Moreover, SOA and Web services become even more relevant as “the lines between industries are blurring,” Lawrence said.
“IT systems will have to talk to one another,” and SOA and Web services make that easier via messaging and interoperability enhancements, he said.
Lawrence said the time is right even now for SOA, because the best practices, software infrastructure and standards exist to support it.
“There still a lot of work to do on individual standards,” but in terms of basic IT support for SOA most of the work necessary to get started is done, he said.
“The situation is that people are implementing SOA now, and weve got hundreds of engagements ongoing,” Lawrence said.
Meanwhile, Michel Biedermann, a solution architect in IBMs Enterprise Services for Microsoft technologies group, said IBM uses CBM (Component Business Modeling) and SOMA (Service-Oriented Modeling & Architecture) to help migrate customers to SOA.
CBM is a method of identifying opportunities for improvement and innovation by regrouping current activities into a manageable number of discrete, modular and reusable components that enable flexibility, Biedermann said.
SOMA is a modeling and design method aimed at enabling target business processes “through the identification, specification and realization of business-aligned services that form the SOA foundation,” Biedermann said.

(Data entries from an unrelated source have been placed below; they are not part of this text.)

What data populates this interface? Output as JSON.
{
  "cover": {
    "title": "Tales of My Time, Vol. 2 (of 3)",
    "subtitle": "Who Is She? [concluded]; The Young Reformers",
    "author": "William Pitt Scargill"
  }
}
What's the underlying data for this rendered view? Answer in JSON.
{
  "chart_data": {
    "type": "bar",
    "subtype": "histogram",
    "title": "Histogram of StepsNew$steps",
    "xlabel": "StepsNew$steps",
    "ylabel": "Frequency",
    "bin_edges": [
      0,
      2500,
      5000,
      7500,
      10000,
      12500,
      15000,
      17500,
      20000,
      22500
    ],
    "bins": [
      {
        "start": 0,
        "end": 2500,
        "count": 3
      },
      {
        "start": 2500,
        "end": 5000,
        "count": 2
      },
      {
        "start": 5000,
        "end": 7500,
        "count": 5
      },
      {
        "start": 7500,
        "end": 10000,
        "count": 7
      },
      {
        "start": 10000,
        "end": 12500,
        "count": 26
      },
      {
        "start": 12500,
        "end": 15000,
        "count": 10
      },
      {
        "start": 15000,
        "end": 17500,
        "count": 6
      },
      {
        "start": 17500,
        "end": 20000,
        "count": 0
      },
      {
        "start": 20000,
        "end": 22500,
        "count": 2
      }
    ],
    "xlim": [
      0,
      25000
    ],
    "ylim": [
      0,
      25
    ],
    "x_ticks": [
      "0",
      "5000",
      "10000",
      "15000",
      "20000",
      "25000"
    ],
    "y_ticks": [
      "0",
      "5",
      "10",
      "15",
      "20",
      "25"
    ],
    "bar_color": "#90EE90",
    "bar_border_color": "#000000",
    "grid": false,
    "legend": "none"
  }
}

Meanwhile, IBMs SOIF (Service Oriented Infrastructure Framework) “implements your SOA plumbing,” Biedermann said.
The SOIF implements key components of IBMs SOA Reference Architecture, including workflow services, enterprise services, Web services eventing, business services, message services, and other services, he said.
Danny Garber, a senior consultant with Microsoft Consulting Services who works with IBM, said IBM, Microsoft, BEA Systems and other companies are working together to create the standards necessary to better enable SOA development and Web services implementation.